Okay, ich gebe zu, das war eine astreine Erpressung – aber etwas anderes hätte bei der hartleibigen Lady auch nicht geholfen. So jedoch bekam ich dann doch meinen Termin nur zwei Tage später. Ich hatte meinen Teil also erst mal erledigt – aber mein Chef, schlampig wie immer, ließ mich natürlich prompt im Stich. Als ich Freitag morgens um halb zehn für den Termin mit dem Steuerberater aufbrechen musste, hatte ich noch immer nicht die Unterlagen in der Hand und auch sonst nicht die geringste Ahnung, worum es nun eigentlich ging, was ich den Steuerberater also fragen sollte. Kurz überlegte ich, es mir einfach zu machen und den Termin telefonisch wieder abzusagen. Aber diese Blöße wollte ich mir vor dem Steuer-Drachen dann doch nicht geben. Außerdem wäre das ja genaugenommen noch unhöflicher gewesen als den Termin wahrzunehmen und dann zu gestehen, dass er eigentlich überflüssig war. Da konnte man dann wenigstens sehen, dass ich auch eine gewisse Mühe auf mich nahm. Vielleicht stimmte das den Steuerberater gnädig. Also setzte ich mich ins Auto und fuhr hin. Mit jedem Meter, den meine abgefahrenen Winterreifen hinter sich brachten, wurden mein Herz schwerer und meine Laune schlechter. Außerdem schien sich irgendwo in meinem Magen ein ekliger Bleiklumpen anzusiedeln. Ich wäre lieber für eine Wurzelbehandlung zum Zahnarzt gefahren, und das will wirklich schon was heißen.

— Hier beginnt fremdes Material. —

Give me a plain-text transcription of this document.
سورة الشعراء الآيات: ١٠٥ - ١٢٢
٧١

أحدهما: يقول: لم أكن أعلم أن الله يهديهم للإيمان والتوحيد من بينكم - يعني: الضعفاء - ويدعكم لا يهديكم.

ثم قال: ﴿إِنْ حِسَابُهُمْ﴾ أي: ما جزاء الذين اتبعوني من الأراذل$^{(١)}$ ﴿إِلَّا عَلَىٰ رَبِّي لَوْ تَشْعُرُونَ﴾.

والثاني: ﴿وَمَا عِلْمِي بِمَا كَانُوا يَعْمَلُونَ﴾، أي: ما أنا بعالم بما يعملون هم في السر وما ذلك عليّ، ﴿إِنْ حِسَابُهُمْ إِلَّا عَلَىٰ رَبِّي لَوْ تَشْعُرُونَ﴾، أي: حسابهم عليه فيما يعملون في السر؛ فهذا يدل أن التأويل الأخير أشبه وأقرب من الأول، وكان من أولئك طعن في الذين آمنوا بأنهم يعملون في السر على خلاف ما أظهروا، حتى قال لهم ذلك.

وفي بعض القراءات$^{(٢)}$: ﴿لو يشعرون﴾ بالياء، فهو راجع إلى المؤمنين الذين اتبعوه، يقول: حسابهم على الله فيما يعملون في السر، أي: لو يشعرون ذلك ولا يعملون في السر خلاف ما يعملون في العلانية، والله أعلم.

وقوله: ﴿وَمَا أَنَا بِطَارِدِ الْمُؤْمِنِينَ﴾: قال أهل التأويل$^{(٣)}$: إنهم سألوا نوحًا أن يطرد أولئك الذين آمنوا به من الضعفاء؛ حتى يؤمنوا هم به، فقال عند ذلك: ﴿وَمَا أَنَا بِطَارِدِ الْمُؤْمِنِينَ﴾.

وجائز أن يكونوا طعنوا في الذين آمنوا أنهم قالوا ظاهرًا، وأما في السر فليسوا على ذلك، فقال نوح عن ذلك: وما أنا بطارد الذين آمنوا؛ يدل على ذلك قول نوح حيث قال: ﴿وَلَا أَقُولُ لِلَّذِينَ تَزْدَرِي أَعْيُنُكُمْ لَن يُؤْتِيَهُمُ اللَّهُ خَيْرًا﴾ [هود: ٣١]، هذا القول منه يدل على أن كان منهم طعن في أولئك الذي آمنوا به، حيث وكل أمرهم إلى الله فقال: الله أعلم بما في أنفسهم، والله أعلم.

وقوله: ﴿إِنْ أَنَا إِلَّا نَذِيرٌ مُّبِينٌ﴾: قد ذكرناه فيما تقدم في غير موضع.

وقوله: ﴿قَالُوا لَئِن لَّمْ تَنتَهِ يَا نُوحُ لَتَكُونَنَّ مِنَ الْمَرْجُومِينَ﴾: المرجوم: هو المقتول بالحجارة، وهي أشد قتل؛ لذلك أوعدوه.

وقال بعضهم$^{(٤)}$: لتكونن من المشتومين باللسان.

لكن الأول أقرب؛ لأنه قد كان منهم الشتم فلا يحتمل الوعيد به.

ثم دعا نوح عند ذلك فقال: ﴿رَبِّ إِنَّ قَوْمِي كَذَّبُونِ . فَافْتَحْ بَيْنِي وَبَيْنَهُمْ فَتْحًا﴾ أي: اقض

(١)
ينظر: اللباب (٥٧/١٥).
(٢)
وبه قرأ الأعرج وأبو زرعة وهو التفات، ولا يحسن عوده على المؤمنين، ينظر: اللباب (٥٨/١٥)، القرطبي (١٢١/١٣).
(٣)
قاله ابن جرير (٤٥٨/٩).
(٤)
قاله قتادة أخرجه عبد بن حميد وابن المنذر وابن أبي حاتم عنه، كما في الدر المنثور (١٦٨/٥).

Zum Glück bekam ich die Sekretärin nicht zu Gesicht, denn die war wohl nicht da, und der neue Steuerberater war dann eigentlich doch ganz nett – bis ich ihm gegenüber saß und mit knallrotem Gesicht gestehen musste, dass ich ihn umsonst behelligte, weil ich die Unterlagen nicht dabei hatte. Am liebsten hätte ich mich gleich damit verteidigt, dass mein Chef an allem schuld war, aber als Angestellte darf man den eigenen Chef natürlich nicht verpetzen. Da hält man schön brav den Mund. Deshalb sah das auch noch so aus, als sei die Schlamperei vollends auf meinem eigenen Mist gewachsen. Der „Neue“ sah mich streng an – und mir wurde unter seinem Blick ganz anders. Obwohl er wirklich nur ein paar Jahre älter ist als ich kam ich mir vor wie ein Schulmädchen, das vom Lehrer gerügt wird. Ich hätte im Erdboden versinken mögen, nur leider tat sich kein Mauseloch auf, in dem ich hätte verschwinden können. Wie ein gerösteter Wurm wand ich mich unter seinem Blick, der nicht enden wollte. Fast wäre es mir lieber gewesen, er hätte einen Brüller vom Stapel gelassen. Damit hätte ich umgehen können; mit den stummen Vorwürfen konnte ich es nicht.